At Burning Man, people are hugging a lot. And in my camp, we had even a giant cuddle puddle for people to... cuddle. And for the first time, I heard about this non sexual intimacy thing. And I suddenly realized that I had never done before very long hugs or cuddles to someone I wasn't sleeping with. Thanks to my experience in Burning Man, and a lot of other experiences since, I learned how to interact with the body of someone else in a loving way without a sexual connection.


It occurred to me at Burning Man, during a tantric dance workshop, that I had some consent issues. It could be a lot of different things : when I'm sleeping with someone, and I know that this person will expect to have sex again with me, and if I'm not feeling like it, feeling pressured. Or when a guy hit on me but I don't like him the same way, letting him put his hand on my hip because “it is not a big deal”. I realized how it could be difficult for a woman to really know what she wants or not sometimes, and to express clearly her boudaries.

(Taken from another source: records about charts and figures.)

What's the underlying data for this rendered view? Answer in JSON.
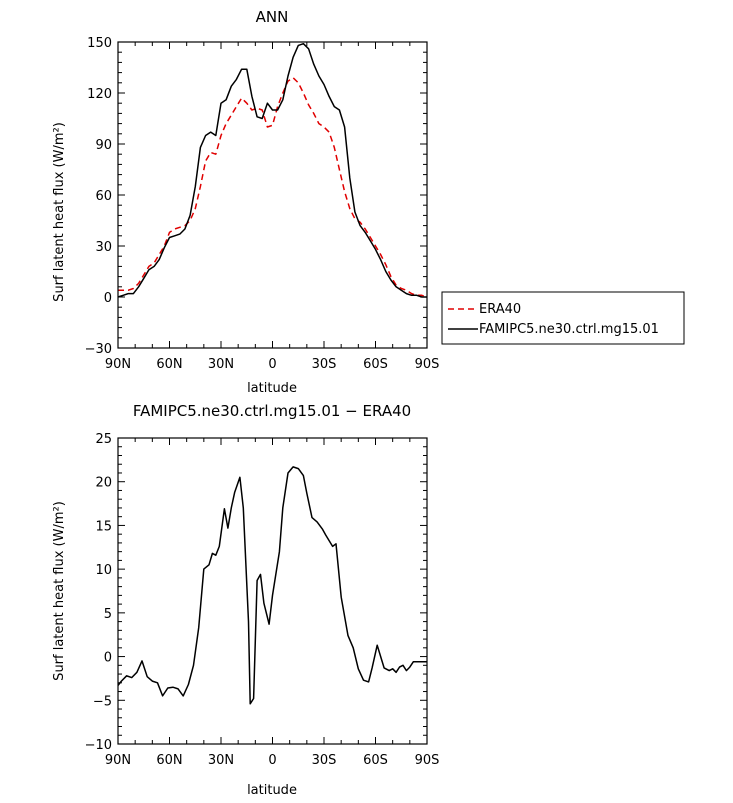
{
  "chart_data": [
    {
      "type": "line",
      "title": "ANN",
      "xlabel": "latitude",
      "ylabel": "Surf latent heat flux (W/m²)",
      "xlim": [
        90,
        -90
      ],
      "ylim": [
        -30,
        150
      ],
      "xticks": [
        90,
        60,
        30,
        0,
        -30,
        -60,
        -90
      ],
      "xtick_labels": [
        "90N",
        "60N",
        "30N",
        "0",
        "30S",
        "60S",
        "90S"
      ],
      "yticks": [
        -30,
        0,
        30,
        60,
        90,
        120,
        150
      ],
      "ytick_labels": [
        "−30",
        "0",
        "30",
        "60",
        "90",
        "120",
        "150"
      ],
      "grid": false,
      "legend": "outside right",
      "series": [
        {
          "name": "ERA40",
          "color": "#e00000",
          "style": "dashed",
          "x": [
            90,
            87,
            84,
            81,
            78,
            75,
            72,
            69,
            66,
            63,
            60,
            57,
            54,
            51,
            48,
            45,
            42,
            39,
            36,
            33,
            30,
            27,
            24,
            21,
            18,
            15,
            12,
            9,
            6,
            3,
            0,
            -3,
            -6,
            -9,
            -12,
            -15,
            -18,
            -21,
            -24,
            -27,
            -30,
            -33,
            -36,
            -39,
            -42,
            -45,
            -48,
            -51,
            -54,
            -57,
            -60,
            -63,
            -66,
            -69,
            -72,
            -75,
            -78,
            -81,
            -84,
            -87,
            -90
          ],
          "y": [
            4,
            4,
            4,
            5,
            8,
            13,
            18,
            20,
            25,
            30,
            38,
            40,
            41,
            42,
            45,
            52,
            65,
            80,
            85,
            84,
            95,
            102,
            107,
            112,
            117,
            114,
            110,
            111,
            110,
            100,
            101,
            112,
            120,
            127,
            129,
            126,
            120,
            113,
            108,
            102,
            100,
            97,
            88,
            75,
            62,
            52,
            46,
            44,
            40,
            35,
            30,
            25,
            19,
            12,
            7,
            5,
            4,
            2,
            1,
            1,
            0
          ]
        },
        {
          "name": "FAMIPC5.ne30.ctrl.mg15.01",
          "color": "#000000",
          "style": "solid",
          "x": [
            90,
            87,
            84,
            81,
            78,
            75,
            72,
            69,
            66,
            63,
            60,
            57,
            54,
            51,
            48,
            45,
            42,
            39,
            36,
            33,
            30,
            27,
            24,
            21,
            18,
            15,
            12,
            9,
            6,
            3,
            0,
            -3,
            -6,
            -9,
            -12,
            -15,
            -18,
            -21,
            -24,
            -27,
            -30,
            -33,
            -36,
            -39,
            -42,
            -45,
            -48,
            -51,
            -54,
            -57,
            -60,
            -63,
            -66,
            -69,
            -72,
            -75,
            -78,
            -81,
            -84,
            -87,
            -90
          ],
          "y": [
            0,
            1,
            2,
            2,
            6,
            11,
            16,
            18,
            22,
            29,
            35,
            36,
            37,
            40,
            48,
            65,
            88,
            95,
            97,
            95,
            114,
            116,
            124,
            128,
            134,
            134,
            118,
            106,
            105,
            114,
            110,
            110,
            116,
            130,
            141,
            148,
            149,
            146,
            137,
            130,
            125,
            118,
            112,
            110,
            100,
            70,
            50,
            42,
            38,
            33,
            28,
            22,
            15,
            10,
            6,
            4,
            2,
            1,
            1,
            0,
            0
          ]
        }
      ]
    },
    {
      "type": "line",
      "title": "FAMIPC5.ne30.ctrl.mg15.01 − ERA40",
      "xlabel": "latitude",
      "ylabel": "Surf latent heat flux (W/m²)",
      "xlim": [
        90,
        -90
      ],
      "ylim": [
        -10,
        25
      ],
      "xticks": [
        90,
        60,
        30,
        0,
        -30,
        -60,
        -90
      ],
      "xtick_labels": [
        "90N",
        "60N",
        "30N",
        "0",
        "30S",
        "60S",
        "90S"
      ],
      "yticks": [
        -10,
        -5,
        0,
        5,
        10,
        15,
        20,
        25
      ],
      "ytick_labels": [
        "−10",
        "−5",
        "0",
        "5",
        "10",
        "15",
        "20",
        "25"
      ],
      "grid": false,
      "series": [
        {
          "color": "#000000",
          "style": "solid",
          "x": [
            90,
            88,
            85,
            82,
            79,
            76,
            73,
            70,
            67,
            64,
            61,
            58,
            55,
            52,
            49,
            46,
            43,
            40,
            37,
            35,
            33,
            31,
            28,
            26,
            24,
            22,
            19,
            17,
            14,
            13,
            11,
            9,
            7,
            5,
            2,
            0,
            -4,
            -6,
            -9,
            -12,
            -15,
            -18,
            -20,
            -23,
            -26,
            -29,
            -31,
            -35,
            -37,
            -40,
            -44,
            -47,
            -50,
            -53,
            -56,
            -58,
            -61,
            -65,
            -68,
            -70,
            -72,
            -74,
            -76,
            -78,
            -80,
            -82,
            -84,
            -86,
            -88,
            -90
          ],
          "y": [
            -3.3,
            -2.8,
            -2.2,
            -2.4,
            -1.8,
            -0.5,
            -2.3,
            -2.8,
            -3.0,
            -4.5,
            -3.6,
            -3.5,
            -3.7,
            -4.5,
            -3.2,
            -1.0,
            3.3,
            10.0,
            10.5,
            11.8,
            11.6,
            12.6,
            16.9,
            14.7,
            17.0,
            18.8,
            20.5,
            17.0,
            4.0,
            -5.4,
            -4.8,
            8.7,
            9.4,
            6.1,
            3.7,
            7.0,
            12.0,
            17.0,
            21.0,
            21.7,
            21.5,
            20.7,
            18.7,
            15.9,
            15.4,
            14.6,
            13.9,
            12.6,
            12.9,
            6.8,
            2.4,
            1.0,
            -1.4,
            -2.7,
            -2.9,
            -1.3,
            1.3,
            -1.3,
            -1.6,
            -1.4,
            -1.8,
            -1.2,
            -1.0,
            -1.6,
            -1.2,
            -0.6,
            -0.6,
            -0.6,
            -0.6,
            -0.6
          ]
        }
      ]
    }
  ]
}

Few days later, I did a workshop about consent, and since I learned a lot more. I spoke about it with a lot of women, and they were all having some consent issues sometimes, and not knowing how to handle some situations. I gave a workshop about consent for strippers in Sydney. And I know amazingly more how to check if I want to do something or not, and how to express it to someone.

First bondage suspension

I did also there my first bondage suspension. I was curious about that since my 17, looking to the bondage photoshoot of a friend. It was an open event. You could come to watch, but you could also register for the experience, and every hour they were choosing randomly 5 people. I was feeling so ready, so in the present moment, I was sure I was going to do it. And yes, I had been picked. The guy who tied me up did it such in a sensual way, and I experienced what it was to give up your power, and trust life in trusting someone to take care of you. It is very close to meditation, and at the end you have an endorphin rush. Who needs drugs?

Since I explored more bondage and BDSM, it brought me so much joy and understanding about myself, and it all began in the Nevada desert.

Giving is easy when you know you will receive

Yes, there is no money at Burning Man. So is trade the economical system? No, it is giving. You prepare everything for yourself, but after you think to others, and about what you could give to them. It could be a smile, a hug, making breakfast, holding a workshop, giving a massage, an art performance, some body painting... And while you are thinking “how could I give more?”, you are receiving a lot. Because everybody else is asking himself the same question. All the time you receive something you need : a coffee, a shower, a nice compliment, emotionnal support if needed...

Coming back to the usual world, something became clear : if we are all so afraid to give, it is because we think we won't receive. We are afraid to have a lack of something : money, material possessions, and most important, of love. You have to believe you will receive and being take care of to give freely to others.

I will stop here. I didn't talk about the Forgiveness Box at the Temple, the Orgasmic Meditation workshop, the art sculpture I helped to build... maybe later. For now, I can say that remembering all of that is making me feel infinitely grateful for my time at the Burning Man two years ago, and amazed by the way it planted the seeds that had grown since in the most incredible manner.

This year, I will have a totally different experience. I'm ready to work way more, to participate as much as I can. Also I don't have the desire to party a lot, and not to take any drugs. My intention is to give, to help, and to learn new knowledge that could support me in my projects. I'm not saying the details now... because who knows what will really happen. But I can't wait to tell you everything about it when I will come back all dusty and changed.